絶妙な視線の使い方、顔全体での表現。やせ我慢している主人公の気持ちなど、とっても分かりやすかったと思う。
トリは南光さんの「口入屋」。
「口入屋」とは、現在の職業紹介所 のようなところ。
そこから「布屋」さんという古着屋さんに奉公に行った女中さん の噺。
べっぴんの女中さんとそのお店の番頭さんたち、そして布屋さんの御料さん(奥様)とのお噺。

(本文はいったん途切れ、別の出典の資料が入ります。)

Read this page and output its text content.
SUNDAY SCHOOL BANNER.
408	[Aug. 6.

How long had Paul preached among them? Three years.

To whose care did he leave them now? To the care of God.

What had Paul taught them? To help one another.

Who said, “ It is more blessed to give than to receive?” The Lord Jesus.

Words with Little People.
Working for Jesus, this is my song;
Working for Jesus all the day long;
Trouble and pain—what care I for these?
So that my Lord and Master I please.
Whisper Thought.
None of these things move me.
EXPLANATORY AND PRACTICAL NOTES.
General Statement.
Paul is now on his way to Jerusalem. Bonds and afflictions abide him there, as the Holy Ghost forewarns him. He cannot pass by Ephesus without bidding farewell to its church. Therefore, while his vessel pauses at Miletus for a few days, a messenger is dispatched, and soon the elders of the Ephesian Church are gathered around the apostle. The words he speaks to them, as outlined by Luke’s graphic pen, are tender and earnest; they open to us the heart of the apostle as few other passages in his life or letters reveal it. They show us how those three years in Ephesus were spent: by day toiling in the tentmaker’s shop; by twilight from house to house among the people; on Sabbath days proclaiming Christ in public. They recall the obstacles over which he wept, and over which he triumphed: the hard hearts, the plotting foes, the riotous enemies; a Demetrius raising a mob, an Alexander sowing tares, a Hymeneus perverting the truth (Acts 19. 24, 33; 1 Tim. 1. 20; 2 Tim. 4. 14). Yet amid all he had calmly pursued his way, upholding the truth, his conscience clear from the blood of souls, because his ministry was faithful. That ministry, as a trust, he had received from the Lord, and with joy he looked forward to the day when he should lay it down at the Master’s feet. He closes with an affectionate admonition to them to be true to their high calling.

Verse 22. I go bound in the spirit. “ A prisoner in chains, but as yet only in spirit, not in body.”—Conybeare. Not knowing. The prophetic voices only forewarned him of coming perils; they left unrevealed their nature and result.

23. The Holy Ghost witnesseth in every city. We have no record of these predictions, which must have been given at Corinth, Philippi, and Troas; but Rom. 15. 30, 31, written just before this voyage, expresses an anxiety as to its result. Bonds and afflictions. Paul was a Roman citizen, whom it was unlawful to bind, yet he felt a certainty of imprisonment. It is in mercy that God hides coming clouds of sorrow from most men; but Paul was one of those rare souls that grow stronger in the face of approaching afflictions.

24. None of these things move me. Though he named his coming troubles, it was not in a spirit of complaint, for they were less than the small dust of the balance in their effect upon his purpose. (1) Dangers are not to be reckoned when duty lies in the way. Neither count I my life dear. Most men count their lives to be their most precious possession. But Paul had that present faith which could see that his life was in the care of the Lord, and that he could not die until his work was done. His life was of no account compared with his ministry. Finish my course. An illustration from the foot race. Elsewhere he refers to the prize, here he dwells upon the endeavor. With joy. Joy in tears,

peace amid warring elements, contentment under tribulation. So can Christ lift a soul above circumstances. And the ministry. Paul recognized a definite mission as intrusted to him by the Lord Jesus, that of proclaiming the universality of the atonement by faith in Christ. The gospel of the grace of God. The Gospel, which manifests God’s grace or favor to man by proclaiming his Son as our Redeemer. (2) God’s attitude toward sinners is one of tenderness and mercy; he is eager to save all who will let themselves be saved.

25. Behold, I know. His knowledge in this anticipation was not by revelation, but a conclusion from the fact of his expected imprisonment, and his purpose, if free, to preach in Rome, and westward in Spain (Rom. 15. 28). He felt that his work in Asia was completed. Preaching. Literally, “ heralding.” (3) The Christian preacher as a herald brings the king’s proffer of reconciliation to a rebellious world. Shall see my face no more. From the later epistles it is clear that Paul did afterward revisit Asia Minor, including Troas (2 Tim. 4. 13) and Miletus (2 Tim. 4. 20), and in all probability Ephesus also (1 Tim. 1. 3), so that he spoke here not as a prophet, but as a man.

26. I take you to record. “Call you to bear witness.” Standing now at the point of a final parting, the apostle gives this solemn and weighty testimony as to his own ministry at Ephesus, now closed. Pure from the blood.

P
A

南光さん、「口入屋がなかなか覚えられなくて・・・」とおっしゃっていましたが、
なかなか、さすが南光さん。とっても面白かったです!
さて、今巷では落語ブームらしい。
落語ブームに火をつけたのはクドカンドラマ「タイガー&ドラゴン」。
実はこのドラマ、私は見てなかったのよね〜。
だからこれからブームが始まったと言われてもちょっとわからないのだけど。
でも私的に、なぜブームかと考えると日本語としての言葉に餓えているというか、どうにも貪ってしまいたい気持ちというか、
そんな気分なのではないのか?と。
きっとそれを多くの人が感じていることなのではないかな?
だから「タイガー&ドラゴン」ってドラマも生まれたのでは?
ほら、小さかった頃お話を読んでもらってうれしかったことを覚えてます?
あれはただ読んでもらっただけじゃなくて読んでもらった物語を聞いて、
自分の想像力でその物語の世界を作っていたことが楽しかったのよね。
聞かせてもらって自分の世界を作れる。。。
きっと落語って、それに似ているような気がする。
同じ噺でもロケーションや登場人物は同じものを頭に描いている訳じゃない。
私が描いているものと、貴方が描いているものとは絶対に同じじゃない。
だから楽しい。そこには、私の世界がある。
そしてそれは、脳を鍛えることにもなったりするんじゃないのかしら。。。
今脳を鍛えることもブームだし。
きっといろんなことがブームのきっかけを作っているんだと思う。
今回の「南光亭」にも178名の参加者があったそうです。(例年だと100名の席が空いているってコトらしいのですが)
この数字を見ても、ちょっとしたプチブームって思ってしまう。
参加された方も年配の方ばかりではなく意外にも若い女性が多いのがブームの証拠!
微妙に笑いのツボが違うのは、年代のせい?これも面白い現象でステキ!
私達が話している日本語はホントに美しい言葉だと思う。
美しいっていうのはちょっと違うかな?綺麗って言葉の方が合ってるかな?
落語は今の噺ばかりじゃなく、その昔の古典と言われている時代の噺が多い。
でも、その時代さえも想像して楽しむことのできる美しい言葉遊び。
やんわりとした、まったりとした、それでいて粋な言葉。
もっともっと落語が聞きたくなってきた。
綺麗な言葉を聞き、思う、そしてできれば使う。。。
聞いていれば、記憶に残る。
まずは、粋で綺麗な言葉を楽しい噺で聞くとしましょうか。